Stock Markets May 13, 2026 02:43 PM

Proxy Advisers Urge Votes Against Key Board Measures at Exxon and Chevron Ahead of May Meetings

Glass Lewis and ISS recommend investors oppose Exxon's Texas redomicile and press governance changes at Chevron as annual meetings approach

By Avery Klein XOM CVX

Two leading proxy advisory firms have advised shareholders of Exxon Mobil and Chevron to reject certain board proposals and officials ahead of the companies' May 27 annual meetings. Recommendations include opposing Exxon's plan to change its state of incorporation to Texas and urging governance changes at Chevron, while the oil majors have pushed back in proxy filings.

Proxy Advisers Urge Votes Against Key Board Measures at Exxon and Chevron Ahead of May Meetings
XOM CVX

Key Points

  • Glass Lewis and ISS urged investors to vote against Exxon's proposed move from New Jersey to Texas, citing potential restrictions on shareholder rights.
  • ISS recommended approval of a proposal to expand Exxon's retail voting options, including an automatic option to vote against the board's recommendations.
  • Glass Lewis advised against the reelection of Jon Huntsman Jr. to Chevron's board and urged support for a separate independent chair; Chevron urged keeping flexibility over its leadership structure.

Proxy advisory firms Glass Lewis and Institutional Shareholder Services (ISS) have instructed investors in Exxon Mobil and Chevron to reject specific board proposals and candidates, raising governance questions ahead of both companies' annual shareholder meetings scheduled for May 27.

The advisers' reports focus on a mix of corporate governance and shareholder voting access issues. Both U.S. oil companies have frequently faced shareholder proposals that press them to better assess climate and human rights risks, and guidance from proxy firms is closely followed by institutional and retail investors.


Exxon Mobil

  • Redomicile proposal: Glass Lewis and ISS recommended that shareholders vote against Exxon's proposal to change its state of incorporation from New Jersey to Texas, citing concerns that the move could limit stockholder rights and make legal recourse more difficult.
  • Retail voting options: ISS further recommended approval of a shareholder proposal to expand Exxon's retail voting program to include additional options, one of which would allow retail investors to automatically vote against the board's recommendations.
  • Company response: In a filing, Exxon rebutted criticism from the New York City Comptroller's Office, which had advanced the retail voting proposal, saying the comptroller's critiques were politically motivated. Exxon also described Glass Lewis' recommendation opposing the Texas redomicile as "ill-informed."

Chevron

  • Board composition and time commitment: Glass Lewis advised shareholders not to reelect Jon Huntsman Jr., citing his executive role at Mastercard and a board seat at Ford Motor as factors that could limit his ability to fully commit time to Chevron duties.
  • Independent chair proposal: Glass Lewis recommended that Chevron investors support a proposal to establish an independent board chair separate from the CEO role, arguing this structure promotes a more proactive and effective board.
  • Chevron's stance: In its proxy filing, Chevron stated that the board should retain flexibility to determine its own leadership structure.

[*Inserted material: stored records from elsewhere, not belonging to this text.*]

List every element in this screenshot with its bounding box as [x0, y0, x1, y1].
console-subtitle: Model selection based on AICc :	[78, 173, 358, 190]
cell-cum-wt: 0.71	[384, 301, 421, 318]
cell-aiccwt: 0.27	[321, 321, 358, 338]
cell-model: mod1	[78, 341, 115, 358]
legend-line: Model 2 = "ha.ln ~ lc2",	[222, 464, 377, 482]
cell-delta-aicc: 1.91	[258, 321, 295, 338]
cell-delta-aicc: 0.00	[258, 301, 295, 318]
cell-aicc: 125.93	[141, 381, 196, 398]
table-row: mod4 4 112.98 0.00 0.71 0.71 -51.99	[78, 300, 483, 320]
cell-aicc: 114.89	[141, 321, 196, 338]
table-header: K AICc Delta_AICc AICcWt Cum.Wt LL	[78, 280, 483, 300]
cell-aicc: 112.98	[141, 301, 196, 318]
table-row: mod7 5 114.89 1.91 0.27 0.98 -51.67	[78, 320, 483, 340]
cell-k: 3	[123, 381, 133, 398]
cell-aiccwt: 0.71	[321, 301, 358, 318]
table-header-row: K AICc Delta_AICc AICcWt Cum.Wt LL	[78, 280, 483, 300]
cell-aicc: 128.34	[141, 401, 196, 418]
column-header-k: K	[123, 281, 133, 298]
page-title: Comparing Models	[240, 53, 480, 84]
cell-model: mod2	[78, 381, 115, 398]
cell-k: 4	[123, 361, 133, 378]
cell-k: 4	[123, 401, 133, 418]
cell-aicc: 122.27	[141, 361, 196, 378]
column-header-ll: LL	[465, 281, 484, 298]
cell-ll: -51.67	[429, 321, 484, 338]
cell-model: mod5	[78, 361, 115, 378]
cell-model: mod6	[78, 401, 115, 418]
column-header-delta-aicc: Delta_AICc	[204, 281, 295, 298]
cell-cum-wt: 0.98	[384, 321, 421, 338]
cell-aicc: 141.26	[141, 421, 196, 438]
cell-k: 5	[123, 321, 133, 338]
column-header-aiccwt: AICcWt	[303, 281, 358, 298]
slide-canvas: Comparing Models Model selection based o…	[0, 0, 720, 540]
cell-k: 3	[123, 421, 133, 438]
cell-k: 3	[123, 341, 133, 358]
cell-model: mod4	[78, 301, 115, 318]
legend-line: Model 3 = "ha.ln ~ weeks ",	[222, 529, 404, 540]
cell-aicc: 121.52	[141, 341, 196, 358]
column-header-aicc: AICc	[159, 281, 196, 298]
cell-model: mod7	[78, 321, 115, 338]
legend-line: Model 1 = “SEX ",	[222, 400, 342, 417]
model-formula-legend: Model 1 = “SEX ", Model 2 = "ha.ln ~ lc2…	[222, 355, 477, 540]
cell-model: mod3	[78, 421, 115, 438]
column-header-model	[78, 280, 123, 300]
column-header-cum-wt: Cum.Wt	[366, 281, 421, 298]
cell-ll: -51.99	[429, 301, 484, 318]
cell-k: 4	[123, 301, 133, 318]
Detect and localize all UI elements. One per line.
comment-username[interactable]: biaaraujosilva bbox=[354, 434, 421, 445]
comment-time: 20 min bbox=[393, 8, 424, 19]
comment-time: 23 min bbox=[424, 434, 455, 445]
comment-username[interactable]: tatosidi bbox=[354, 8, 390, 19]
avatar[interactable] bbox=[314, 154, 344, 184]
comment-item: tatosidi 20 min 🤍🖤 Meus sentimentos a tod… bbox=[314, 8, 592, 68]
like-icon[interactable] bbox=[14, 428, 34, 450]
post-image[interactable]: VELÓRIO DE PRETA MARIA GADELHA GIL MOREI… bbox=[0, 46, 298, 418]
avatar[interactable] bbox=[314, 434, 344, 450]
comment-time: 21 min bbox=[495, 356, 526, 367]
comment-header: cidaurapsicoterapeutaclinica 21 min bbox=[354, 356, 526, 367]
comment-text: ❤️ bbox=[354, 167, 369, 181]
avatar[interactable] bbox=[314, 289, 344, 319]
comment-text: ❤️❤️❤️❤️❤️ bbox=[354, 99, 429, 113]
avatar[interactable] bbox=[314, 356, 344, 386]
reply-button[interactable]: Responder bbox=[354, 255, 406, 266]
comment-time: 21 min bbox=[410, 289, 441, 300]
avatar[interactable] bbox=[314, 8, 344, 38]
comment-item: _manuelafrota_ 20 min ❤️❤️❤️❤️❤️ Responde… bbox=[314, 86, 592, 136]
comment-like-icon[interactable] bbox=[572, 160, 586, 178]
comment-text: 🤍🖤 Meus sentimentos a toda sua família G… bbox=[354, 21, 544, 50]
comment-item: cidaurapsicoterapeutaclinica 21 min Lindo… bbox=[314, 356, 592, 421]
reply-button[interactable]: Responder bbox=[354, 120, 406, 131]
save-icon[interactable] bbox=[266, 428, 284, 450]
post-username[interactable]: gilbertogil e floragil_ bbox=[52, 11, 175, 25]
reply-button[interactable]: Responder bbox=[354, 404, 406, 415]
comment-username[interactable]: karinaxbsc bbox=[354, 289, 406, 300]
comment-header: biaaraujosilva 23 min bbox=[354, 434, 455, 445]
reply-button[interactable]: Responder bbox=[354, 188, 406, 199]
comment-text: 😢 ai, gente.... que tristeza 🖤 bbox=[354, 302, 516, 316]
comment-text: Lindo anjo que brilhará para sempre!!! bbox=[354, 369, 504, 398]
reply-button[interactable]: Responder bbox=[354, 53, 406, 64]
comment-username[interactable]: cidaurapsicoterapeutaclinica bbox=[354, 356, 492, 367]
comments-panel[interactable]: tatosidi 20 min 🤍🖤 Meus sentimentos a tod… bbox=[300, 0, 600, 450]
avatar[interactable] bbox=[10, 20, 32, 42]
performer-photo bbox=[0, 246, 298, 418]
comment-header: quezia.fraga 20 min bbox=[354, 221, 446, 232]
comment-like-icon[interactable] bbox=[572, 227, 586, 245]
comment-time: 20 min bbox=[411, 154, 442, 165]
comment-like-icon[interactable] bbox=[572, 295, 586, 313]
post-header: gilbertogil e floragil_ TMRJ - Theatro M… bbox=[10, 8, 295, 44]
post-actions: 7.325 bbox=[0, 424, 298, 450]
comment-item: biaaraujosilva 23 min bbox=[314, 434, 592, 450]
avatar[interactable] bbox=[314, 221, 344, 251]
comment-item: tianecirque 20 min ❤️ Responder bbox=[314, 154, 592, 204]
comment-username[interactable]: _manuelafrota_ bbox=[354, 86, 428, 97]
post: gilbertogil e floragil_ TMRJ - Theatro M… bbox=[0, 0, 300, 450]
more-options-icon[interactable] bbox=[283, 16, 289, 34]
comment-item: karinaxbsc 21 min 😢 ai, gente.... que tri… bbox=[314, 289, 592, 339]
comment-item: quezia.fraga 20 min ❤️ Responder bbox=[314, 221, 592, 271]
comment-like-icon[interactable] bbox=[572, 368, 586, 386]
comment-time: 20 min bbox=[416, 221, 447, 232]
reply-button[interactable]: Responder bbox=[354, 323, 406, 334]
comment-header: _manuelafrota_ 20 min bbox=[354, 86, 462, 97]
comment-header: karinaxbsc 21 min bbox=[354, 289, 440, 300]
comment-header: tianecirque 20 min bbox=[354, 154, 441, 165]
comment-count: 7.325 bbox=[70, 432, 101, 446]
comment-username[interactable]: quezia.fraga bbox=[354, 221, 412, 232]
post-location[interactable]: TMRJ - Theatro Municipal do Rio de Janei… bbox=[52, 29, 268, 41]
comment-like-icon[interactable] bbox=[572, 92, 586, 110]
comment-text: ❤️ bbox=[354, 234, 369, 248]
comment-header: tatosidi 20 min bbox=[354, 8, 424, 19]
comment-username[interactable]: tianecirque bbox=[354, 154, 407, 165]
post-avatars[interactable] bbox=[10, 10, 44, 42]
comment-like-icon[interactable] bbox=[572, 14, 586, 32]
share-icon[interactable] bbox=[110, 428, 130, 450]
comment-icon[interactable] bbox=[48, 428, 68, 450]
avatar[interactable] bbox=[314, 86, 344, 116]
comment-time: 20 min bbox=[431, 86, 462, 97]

These recommendations from Glass Lewis and ISS signal proxy-adviser scrutiny on governance choices at two of the largest U.S. oil producers. Investors will weigh these advisories as they prepare for the May 27 meetings, where contested governance items and votes on shareholder proposals will be decided.

Because both companies have regularly been the subject of proposals related to climate and human rights evaluation, the advisers' guidance adds a layer of influence on how investors approach voting this year. The firms' positions address both procedural aspects - such as the legal implications of changing a company's state of incorporation - and governance practices - including board independence and director time commitments.

Shareholders and market participants will be watching the outcomes of the votes to see whether proxy-adviser recommendations carry weight in the final tallies at each company's annual meeting.

Risks

  • Potential limitation of shareholder rights if Exxon's redomicile to Texas proceeds - impacts corporate governance and legal/liability considerations for investors and stakeholders in the energy sector.
  • Governance disruptions or perceived governance weaknesses at either company if proxy-adviser recommendations lead to contested votes - impacts investor confidence across the energy sector and may influence shareowner engagement strategies.
  • Uncertainty over board composition and leadership structure at Chevron if shareholders press for an independent chair while the company seeks flexibility - impacts corporate governance practices and board oversight in the oil & gas sector.